RUU Pilkada dan Bahaya Timokrasi
NAVIGASI dari arah perjalanan (trajectory) demokratisasi di Indonesia yang berlangsung sejak tahun 1999, menunjukkan pasang surut secara bergantian. Ranah politik menjadi terbuka dan pemilu berlangsung dengan lebih bebas, kompetitif dan relatif aman. Hanya saja praktek kecurangan, manipulasi, dan intimidasi kerap terjadi di beberapa tempat dan bermetamorfosis menyesuaikan dengan situasi dan sistem pemilu (Djani dan Vermonte, 2013).
Selama 16 tahun pasca Soeharto, pemilu telah menjelma menjadi ajang kontestasi yang ketat, sengit, dan memakan tenaga serta biaya yang tidak sedikit. Kekurangan dan penyimpangan pada pelaksanaan pemilu langsung, baik legislatif maupun eksekutif nasional dan daerah, berlangsung semakin rumit dan masif. Sistem pemilu menjadi fokus perhatian yang kerap dibongkar pasang; salah satunya, adalah pemilihan kepala daerah yang dipandang masih belum ideal. Pemikiran untuk mengevaluasi sistem pemilu langsung untuk Kepala Daerah, telah menjadi diskursus beberapa tahun terakhir. Hanya saja, eskalasinya memuncak pada kuartal ketiga tahun 2014, pasca dilangsungkannya pemilihan Presiden. Perdebatan memuncak menjelang penetapan RUU Pilkada dipenghujung masa bakti DPR periode 2009-2014. Blok mayoritas di DPR (dan juga pemerintah), mengusung gagasan pemilihan Walikota dan Bupati dikembalikan ke tangan DPRD. Sontak penolakan datang dari partai-partai yang berkoalisi mengusung Jokowi-JK pada pilpres lalu dan juga organisasi non pemerintah.

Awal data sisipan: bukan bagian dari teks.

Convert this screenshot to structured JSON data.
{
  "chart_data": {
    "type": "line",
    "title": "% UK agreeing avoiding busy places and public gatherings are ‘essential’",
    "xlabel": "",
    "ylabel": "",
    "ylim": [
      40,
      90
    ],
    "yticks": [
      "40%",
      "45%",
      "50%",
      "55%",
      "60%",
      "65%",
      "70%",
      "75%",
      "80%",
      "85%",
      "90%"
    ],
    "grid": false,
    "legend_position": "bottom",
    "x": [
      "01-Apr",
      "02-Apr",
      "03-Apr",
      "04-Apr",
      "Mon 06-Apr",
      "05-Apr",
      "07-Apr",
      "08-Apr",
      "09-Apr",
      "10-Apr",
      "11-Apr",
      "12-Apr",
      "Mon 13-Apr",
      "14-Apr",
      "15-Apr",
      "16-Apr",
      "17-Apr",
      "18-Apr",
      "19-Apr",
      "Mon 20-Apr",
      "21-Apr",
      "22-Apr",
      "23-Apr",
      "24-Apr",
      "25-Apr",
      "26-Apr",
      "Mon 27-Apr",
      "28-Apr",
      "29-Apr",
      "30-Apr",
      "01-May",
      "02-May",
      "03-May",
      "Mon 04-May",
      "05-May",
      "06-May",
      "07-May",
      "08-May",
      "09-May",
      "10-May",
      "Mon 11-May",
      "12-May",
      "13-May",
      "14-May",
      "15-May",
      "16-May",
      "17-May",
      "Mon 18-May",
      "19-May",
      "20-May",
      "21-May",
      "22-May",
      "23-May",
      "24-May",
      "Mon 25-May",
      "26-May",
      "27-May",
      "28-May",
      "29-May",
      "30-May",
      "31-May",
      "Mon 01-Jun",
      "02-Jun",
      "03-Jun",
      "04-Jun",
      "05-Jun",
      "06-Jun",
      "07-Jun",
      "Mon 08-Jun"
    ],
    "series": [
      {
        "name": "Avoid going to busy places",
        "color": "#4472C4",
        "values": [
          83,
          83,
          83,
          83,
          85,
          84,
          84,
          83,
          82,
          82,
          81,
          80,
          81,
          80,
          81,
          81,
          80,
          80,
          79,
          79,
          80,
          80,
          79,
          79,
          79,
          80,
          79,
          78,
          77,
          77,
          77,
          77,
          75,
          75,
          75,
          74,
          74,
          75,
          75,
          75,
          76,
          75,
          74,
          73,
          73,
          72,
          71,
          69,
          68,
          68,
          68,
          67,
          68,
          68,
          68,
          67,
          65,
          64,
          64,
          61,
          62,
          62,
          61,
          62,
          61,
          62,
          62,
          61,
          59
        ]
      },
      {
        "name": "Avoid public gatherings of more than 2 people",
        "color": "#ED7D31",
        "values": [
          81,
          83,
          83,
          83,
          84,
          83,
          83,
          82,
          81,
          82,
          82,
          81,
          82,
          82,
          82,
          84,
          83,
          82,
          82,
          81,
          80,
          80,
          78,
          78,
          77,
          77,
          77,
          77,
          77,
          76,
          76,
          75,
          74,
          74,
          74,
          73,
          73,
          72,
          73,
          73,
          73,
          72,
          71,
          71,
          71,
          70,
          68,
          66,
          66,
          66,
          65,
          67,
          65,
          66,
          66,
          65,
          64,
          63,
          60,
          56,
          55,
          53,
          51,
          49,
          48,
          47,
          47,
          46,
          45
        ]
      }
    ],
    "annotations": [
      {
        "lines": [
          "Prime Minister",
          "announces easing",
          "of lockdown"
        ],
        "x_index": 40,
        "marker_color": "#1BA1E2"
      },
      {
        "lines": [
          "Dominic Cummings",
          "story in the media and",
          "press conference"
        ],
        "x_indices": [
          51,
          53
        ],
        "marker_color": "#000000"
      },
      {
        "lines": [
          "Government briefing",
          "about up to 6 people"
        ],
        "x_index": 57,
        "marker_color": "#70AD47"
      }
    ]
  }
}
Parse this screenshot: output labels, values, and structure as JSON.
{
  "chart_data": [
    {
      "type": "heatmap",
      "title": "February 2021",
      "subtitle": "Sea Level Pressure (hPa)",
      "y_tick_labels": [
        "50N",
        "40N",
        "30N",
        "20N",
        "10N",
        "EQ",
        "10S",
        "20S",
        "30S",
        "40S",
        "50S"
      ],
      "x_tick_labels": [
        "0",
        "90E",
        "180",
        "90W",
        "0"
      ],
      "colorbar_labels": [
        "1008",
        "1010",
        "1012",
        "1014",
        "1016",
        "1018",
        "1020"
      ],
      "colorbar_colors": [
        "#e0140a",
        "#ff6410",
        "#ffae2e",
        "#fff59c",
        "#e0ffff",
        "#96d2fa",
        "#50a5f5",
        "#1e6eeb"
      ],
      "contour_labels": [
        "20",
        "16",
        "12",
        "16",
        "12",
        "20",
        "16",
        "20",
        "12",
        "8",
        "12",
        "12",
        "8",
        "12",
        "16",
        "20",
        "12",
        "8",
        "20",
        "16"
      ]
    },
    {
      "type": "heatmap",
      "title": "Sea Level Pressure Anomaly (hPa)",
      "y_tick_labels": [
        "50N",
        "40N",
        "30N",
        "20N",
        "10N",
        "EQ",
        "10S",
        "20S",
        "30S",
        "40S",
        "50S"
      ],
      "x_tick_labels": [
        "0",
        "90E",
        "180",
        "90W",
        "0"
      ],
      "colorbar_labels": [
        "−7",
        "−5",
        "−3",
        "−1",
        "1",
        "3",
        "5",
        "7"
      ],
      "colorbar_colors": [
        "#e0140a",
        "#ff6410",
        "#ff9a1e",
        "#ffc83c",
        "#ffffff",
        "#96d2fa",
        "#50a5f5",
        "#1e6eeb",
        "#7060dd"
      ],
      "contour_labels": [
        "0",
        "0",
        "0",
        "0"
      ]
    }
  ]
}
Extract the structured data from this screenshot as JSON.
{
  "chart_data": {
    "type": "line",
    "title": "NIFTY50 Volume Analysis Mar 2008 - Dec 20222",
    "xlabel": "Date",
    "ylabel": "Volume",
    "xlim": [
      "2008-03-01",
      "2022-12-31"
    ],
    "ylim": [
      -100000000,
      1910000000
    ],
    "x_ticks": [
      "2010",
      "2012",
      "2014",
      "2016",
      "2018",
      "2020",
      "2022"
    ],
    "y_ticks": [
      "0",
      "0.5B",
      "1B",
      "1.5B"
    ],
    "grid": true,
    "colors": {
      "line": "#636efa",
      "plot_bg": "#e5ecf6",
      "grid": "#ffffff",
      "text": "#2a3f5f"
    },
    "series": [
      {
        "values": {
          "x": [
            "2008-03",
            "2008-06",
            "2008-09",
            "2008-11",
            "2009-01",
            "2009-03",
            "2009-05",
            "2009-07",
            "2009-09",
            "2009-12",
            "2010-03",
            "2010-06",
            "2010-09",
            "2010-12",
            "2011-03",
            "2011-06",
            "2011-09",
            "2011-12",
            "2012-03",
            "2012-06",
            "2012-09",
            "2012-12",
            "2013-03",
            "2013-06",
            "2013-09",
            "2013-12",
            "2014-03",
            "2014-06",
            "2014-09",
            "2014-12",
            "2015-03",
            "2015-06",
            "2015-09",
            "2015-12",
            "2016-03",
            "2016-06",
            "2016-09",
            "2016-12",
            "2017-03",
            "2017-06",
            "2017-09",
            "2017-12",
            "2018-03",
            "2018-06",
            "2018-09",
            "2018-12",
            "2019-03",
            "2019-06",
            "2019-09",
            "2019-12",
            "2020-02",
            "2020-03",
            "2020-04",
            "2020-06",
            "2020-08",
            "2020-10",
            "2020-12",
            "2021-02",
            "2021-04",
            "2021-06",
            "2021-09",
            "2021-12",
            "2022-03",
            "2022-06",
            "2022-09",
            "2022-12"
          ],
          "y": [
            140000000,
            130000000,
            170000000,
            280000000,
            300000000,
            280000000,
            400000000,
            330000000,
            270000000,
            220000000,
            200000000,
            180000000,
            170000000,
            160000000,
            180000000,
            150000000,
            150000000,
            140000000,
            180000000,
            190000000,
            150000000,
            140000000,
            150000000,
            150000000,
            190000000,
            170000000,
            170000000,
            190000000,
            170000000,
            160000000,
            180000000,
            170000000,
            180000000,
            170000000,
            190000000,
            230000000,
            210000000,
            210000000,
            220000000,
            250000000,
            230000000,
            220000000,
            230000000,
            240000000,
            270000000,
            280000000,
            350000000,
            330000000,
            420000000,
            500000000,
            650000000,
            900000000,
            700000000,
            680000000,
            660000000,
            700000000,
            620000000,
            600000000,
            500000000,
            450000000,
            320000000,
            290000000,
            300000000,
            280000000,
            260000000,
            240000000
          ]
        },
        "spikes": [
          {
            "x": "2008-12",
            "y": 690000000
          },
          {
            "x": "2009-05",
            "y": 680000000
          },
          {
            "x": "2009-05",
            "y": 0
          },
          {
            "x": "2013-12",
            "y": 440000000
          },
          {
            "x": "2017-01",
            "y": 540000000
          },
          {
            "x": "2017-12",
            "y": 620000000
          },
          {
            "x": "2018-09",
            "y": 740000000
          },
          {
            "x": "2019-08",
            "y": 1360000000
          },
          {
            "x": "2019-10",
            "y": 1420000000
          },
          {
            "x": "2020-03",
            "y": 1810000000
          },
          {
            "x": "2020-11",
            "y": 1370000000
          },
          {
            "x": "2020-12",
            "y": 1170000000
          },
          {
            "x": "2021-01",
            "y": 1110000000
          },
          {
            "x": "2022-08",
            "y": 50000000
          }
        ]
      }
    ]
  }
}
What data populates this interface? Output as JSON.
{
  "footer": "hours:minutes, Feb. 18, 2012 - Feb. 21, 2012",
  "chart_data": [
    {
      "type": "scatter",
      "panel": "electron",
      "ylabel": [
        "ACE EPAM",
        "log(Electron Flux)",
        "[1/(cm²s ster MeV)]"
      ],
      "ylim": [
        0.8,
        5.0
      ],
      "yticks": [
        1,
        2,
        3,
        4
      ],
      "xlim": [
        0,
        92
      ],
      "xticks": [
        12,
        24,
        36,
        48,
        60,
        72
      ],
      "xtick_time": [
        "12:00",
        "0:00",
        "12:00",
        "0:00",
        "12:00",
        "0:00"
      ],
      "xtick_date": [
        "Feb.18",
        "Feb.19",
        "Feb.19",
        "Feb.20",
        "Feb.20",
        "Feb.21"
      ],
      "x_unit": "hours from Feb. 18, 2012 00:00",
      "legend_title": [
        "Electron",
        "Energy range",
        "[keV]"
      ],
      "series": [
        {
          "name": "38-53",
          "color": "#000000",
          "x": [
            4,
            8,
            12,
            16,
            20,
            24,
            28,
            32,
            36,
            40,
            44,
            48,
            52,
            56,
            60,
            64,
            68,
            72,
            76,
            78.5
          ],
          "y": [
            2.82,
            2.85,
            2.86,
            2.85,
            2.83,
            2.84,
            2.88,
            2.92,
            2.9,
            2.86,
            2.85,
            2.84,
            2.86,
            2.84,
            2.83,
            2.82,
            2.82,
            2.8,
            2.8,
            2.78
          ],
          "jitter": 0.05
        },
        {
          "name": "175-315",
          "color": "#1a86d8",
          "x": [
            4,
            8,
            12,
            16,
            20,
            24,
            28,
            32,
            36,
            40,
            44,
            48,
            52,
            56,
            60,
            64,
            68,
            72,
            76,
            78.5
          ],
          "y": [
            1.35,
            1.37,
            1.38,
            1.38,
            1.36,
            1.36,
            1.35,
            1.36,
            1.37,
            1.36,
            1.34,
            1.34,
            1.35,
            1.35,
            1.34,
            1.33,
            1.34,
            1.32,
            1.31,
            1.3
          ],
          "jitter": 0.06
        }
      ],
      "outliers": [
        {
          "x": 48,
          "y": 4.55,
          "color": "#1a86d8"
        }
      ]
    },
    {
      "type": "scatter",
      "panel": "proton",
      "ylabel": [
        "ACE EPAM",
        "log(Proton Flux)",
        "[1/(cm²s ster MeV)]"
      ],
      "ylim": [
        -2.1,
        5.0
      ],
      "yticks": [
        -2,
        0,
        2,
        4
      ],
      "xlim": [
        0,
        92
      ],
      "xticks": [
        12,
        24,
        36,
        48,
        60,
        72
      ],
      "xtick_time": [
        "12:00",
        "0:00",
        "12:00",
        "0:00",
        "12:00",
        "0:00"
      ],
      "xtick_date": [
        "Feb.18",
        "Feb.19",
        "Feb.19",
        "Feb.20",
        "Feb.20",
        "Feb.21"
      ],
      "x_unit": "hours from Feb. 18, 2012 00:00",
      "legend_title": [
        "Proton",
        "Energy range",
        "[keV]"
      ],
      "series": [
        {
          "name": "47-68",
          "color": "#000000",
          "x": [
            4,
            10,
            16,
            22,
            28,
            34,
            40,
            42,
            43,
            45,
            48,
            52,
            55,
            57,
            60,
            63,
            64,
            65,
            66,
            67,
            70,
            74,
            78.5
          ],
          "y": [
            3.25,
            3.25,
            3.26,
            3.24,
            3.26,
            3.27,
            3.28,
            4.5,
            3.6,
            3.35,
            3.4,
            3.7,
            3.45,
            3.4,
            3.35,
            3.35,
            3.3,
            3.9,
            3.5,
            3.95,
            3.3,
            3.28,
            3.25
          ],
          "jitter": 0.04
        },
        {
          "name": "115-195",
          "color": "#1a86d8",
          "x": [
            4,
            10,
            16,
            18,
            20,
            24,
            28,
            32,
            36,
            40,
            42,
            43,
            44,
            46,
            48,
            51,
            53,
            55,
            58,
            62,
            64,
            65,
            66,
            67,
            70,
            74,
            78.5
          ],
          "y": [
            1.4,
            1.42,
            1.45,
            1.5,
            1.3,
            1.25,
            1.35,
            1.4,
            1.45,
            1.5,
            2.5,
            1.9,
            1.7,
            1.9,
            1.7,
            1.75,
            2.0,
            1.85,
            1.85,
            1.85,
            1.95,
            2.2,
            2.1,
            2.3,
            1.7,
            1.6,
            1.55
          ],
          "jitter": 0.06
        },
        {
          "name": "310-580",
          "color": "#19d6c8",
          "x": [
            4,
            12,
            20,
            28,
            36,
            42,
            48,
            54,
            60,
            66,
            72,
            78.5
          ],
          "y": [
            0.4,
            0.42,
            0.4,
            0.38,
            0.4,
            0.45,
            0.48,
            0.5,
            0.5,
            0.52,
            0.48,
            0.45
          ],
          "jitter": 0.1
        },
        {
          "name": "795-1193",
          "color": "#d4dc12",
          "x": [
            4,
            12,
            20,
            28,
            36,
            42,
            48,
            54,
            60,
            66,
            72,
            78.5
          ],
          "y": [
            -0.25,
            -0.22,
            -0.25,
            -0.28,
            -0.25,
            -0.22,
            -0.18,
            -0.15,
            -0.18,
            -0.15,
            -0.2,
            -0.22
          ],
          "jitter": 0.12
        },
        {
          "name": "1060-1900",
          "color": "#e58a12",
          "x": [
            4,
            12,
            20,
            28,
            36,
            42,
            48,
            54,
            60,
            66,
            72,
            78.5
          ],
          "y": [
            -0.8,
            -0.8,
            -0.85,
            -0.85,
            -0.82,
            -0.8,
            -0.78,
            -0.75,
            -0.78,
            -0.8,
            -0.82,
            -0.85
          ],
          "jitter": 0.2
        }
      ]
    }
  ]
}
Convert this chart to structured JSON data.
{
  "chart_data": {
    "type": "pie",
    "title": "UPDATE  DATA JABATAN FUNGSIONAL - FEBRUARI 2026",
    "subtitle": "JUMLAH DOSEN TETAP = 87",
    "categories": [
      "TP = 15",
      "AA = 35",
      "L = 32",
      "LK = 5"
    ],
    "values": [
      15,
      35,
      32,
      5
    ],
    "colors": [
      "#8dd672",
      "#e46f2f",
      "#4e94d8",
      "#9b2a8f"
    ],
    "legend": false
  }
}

Beragam alasan dikemukakan oleh kedua kubu. Inti perdebatan pada efek demokratisasi dari pemiihan langsung jika dibandingkan mekanisme tidak lagsung, terpasungnya hak politik warga, efisiensi biaya pemilukada, potensi konflik pasca pemungutan dan perhitungan suara, dan banyaknya kepala daerah yang terpilih secara langsung ternyata terlibat dalam skandal korupsi. Di tengah meruncingnya perdebatan ‘untung-rugi’nya pemilihan langsung dan tidak langsung, ada usulan ‘jalan tengah’ seperti yang diutarakan oleh Miko Kamal dengan ‘model Jakarta’nya.[1]
Dalam pandangan penulis, sistem pemilu apapun mempunyai aspek positif dan negatif. Sistem perwakilan (tidak langsung) di Eropa Barat, terbukti berfungsi baik dan mendatangkan kesejahteraan sosial. Sistem langsung dalam pemilihan kepala daerah di beberapa daerah di Brazil, Uruguay, Venezuela pun berfungsi tak kalah menyakinkan jika disandingkan dengan praktek di Eropa Barat. Di Indonesia sendiri, pemilihan tidak langsung dan langsung memiliki segudang kelemahan, namun juga menghasilkan ‘champion’ walau harus diakui mereka ini minoritas dan anomali.
Pendalaman Demokrasi Oligarki
Krisis moneter tahun 1998 membawa dampak signifikan terhadap para konglomerat dan penguasa (birokrasi kapitalis/kabir), dimana penguasaan atau dominasi ekonomi mereka (selanjutnya penulis menyebutnya sebagai oligarki[2]) terganggu akibat perubahan struktural sosio-ekonomi dan politik. Akibatnya, para oligarki harus mengonsolidasikan aset ekonomi dan menyesuaikan diri dengan sistem politik yang baru. Agar survive dari badai krismon, para oligarki harus mencari aliansi dengan penguasa politik baru (pemerintahan Habibie, Abdurrahman Wahid dan Megawati) demi melindungi asset ekonomi dan kepentingan bisnis mereka (Chua, 2009; Robison dan Hadiz, 2004). Sebagian konglomerat mendapatkan ‘subsidi’ Negara dalam bentuk Bantuan Likuiditas Bank Indonesia (BLBI), sehingga asset dan bisnis mereka dapat diselamatkan.[3]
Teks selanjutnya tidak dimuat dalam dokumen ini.